What happens if you power a device with “reversed polarity”—that is, with the plug reversed? Stereo equipment may buzz; electrical and computer equipment may be damaged. Lights and lamps pose a serious hazard. When turning off the switch, you would be turning off the neutral (return) wire, not the live (hot) wire. This means that even when the lamp is off, the ring around the base of the bulb is still live, and if you touch the ring you can get a serious shock.
What does all this mean to you? Never change a plug or outlet unless you understand polarity and know exactly what you are doing.
Electrical devices with metal housings—stoves, dryers, tools—often have a grounded plug. A grounded plug has a third, round connector. Grounded plugs provide an extra level of safety by grounding the metal housing of the device. Never remove the grounding device from a grounded plug. Never use adapters that convert a grounding plug to a standard two-prong plug. If your electrical device has a grounded plug, it should only be used with a grounded outlet. If there’s no grounded outlet where you need it, have one installed.
Ground Fault Circuit Interrupters
A ground fault circuit interrupter (GFCI) is a valuable safety device that should be installed in bathrooms, kitchens, sink locations, the garage, and exterior outlets. GFCIs have been required in new construction and remodeling since the mid-’70s. If you are remodeling, add GFCI outlets in the bathroom and any other damp or wet location. Have an electrician perform this work.
GFCI outlets or circuit breakers provide a high level of safety for very little cost. The GFCI outlet costs less than $10 and can be installed in a few minutes in most locations.
A tiny imbalance in the power and neutral lines will trip the GFCI. The imbalance indicates potential current leakage that could deliver a shock.
Don’t confuse a GFCI with the fuse or circuit breaker in the basement. The fuse or breaker protects the wire from overloads, overheating and burning. A fuse will allow 15 or 20 amps to flow through the circuit before it trips. This is more than enough power to electrocute you.
Once the GFCI is installed, test it monthly with the test/reset button on the face of the breaker or outlet. Testing is simple and essential. Push the test button, and the GFCI will trip. Reset the GFCI outlet by pressing the reset button on the face of the outlet. Reset a GFCI breaker (at the main panel) by moving the switch from the center “tripped position” to fully “off” and then to the “on” position.
Unfortunately, most outlets are not tested. I provide home inspection services, and I find that 5% to 10% of existing GFCI outlets are not working properly.
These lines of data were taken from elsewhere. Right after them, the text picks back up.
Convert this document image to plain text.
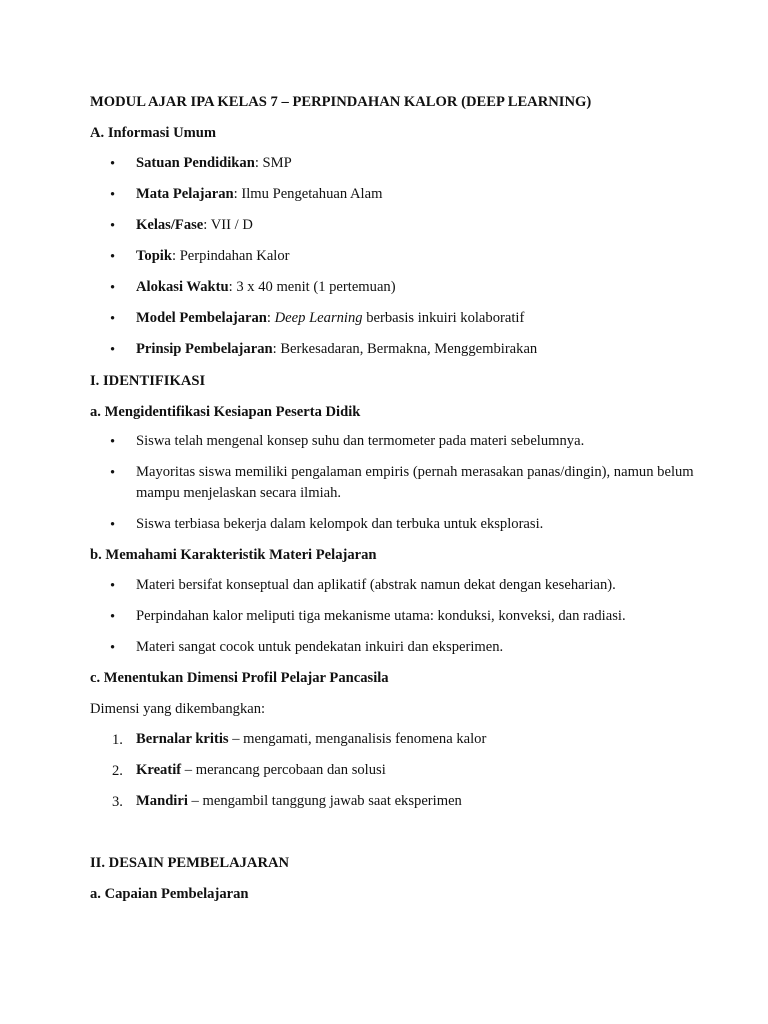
MODUL AJAR IPA KELAS 7 – PERPINDAHAN KALOR (DEEP LEARNING)
A. Informasi Umum
• Satuan Pendidikan: SMP
• Mata Pelajaran: Ilmu Pengetahuan Alam
• Kelas/Fase: VII / D
• Topik: Perpindahan Kalor
• Alokasi Waktu: 3 x 40 menit (1 pertemuan)
• Model Pembelajaran: Deep Learning berbasis inkuiri kolaboratif
• Prinsip Pembelajaran: Berkesadaran, Bermakna, Menggembirakan
I. IDENTIFIKASI
a. Mengidentifikasi Kesiapan Peserta Didik
• Siswa telah mengenal konsep suhu dan termometer pada materi sebelumnya.
• Mayoritas siswa memiliki pengalaman empiris (pernah merasakan panas/dingin), namun belum mampu menjelaskan secara ilmiah.
• Siswa terbiasa bekerja dalam kelompok dan terbuka untuk eksplorasi.
b. Memahami Karakteristik Materi Pelajaran
• Materi bersifat konseptual dan aplikatif (abstrak namun dekat dengan keseharian).
• Perpindahan kalor meliputi tiga mekanisme utama: konduksi, konveksi, dan radiasi.
• Materi sangat cocok untuk pendekatan inkuiri dan eksperimen.
c. Menentukan Dimensi Profil Pelajar Pancasila
Dimensi yang dikembangkan:
1. Bernalar kritis – mengamati, menganalisis fenomena kalor
2. Kreatif – merancang percobaan dan solusi
3. Mandiri – mengambil tanggung jawab saat eksperimen
II. DESAIN PEMBELAJARAN
a. Capaian Pembelajaran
Arc Fault Circuit Interrupters (AFCI)
An Arc Fault Circuit Interrupter (AFCI) is an electrical safety device that started to appear in residential construction codes and some homes about 1999. It is designed to prevent fires by detecting an arc (spark) and then disconnecting the power before a fire starts.
An arc or spark may occur between two wires without tripping a standard circuit breaker because the current flow may not be high enough. Yet while the spark may not trip the breaker, it can ignite building materials. The AFCI contains sophisticated electronic circuitry that detects arc faults.
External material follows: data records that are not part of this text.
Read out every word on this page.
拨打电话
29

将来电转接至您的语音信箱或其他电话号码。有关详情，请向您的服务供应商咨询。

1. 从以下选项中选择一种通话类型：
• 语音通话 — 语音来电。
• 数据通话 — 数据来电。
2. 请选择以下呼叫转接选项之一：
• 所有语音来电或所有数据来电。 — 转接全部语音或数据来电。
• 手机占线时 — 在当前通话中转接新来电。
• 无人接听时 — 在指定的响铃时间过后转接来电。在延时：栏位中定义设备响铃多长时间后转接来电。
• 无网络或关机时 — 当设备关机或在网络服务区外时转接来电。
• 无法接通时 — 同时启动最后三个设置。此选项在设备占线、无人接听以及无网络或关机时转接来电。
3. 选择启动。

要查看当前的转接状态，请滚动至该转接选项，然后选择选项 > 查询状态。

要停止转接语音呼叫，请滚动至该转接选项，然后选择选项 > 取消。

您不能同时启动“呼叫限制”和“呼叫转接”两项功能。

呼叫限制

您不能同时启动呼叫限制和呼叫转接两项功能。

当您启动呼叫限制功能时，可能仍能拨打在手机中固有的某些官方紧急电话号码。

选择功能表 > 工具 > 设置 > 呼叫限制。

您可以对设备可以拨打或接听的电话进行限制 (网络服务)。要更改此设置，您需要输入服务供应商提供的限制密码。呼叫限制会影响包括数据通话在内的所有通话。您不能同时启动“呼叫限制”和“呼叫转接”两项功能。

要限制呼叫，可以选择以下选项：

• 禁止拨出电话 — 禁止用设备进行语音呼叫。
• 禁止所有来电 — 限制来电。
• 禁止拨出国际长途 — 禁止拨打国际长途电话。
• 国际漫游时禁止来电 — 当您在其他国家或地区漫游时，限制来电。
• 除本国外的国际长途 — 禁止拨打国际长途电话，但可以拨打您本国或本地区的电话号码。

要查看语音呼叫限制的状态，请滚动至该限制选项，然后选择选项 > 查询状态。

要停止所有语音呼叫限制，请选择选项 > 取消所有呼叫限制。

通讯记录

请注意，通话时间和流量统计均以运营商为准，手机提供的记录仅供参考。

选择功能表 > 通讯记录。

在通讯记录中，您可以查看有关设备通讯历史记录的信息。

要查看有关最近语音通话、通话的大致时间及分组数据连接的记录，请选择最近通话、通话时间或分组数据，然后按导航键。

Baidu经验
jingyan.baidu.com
When required by code or installed by a conscientious electrical contractor, the AFCI usually protects circuits in bedrooms. A dangerous arc fault is likely to occur with damaged or frayed electrical cords. The AFCI is installed in the main circuit panel or as a special outlet and has a reset button on its face. Typically, the device protects several outlets.
Unlike a Ground Fault Circuit Interrupter (GFCI), the AFCI is designed to prevent fires. The GFCI is designed to prevent electrical shock. If your home has an AFCI, you should test it periodically with the test button. Most manufacturers suggest testing once per month. When the AFCI is tripped, there should be no power at the outlet or the circuit.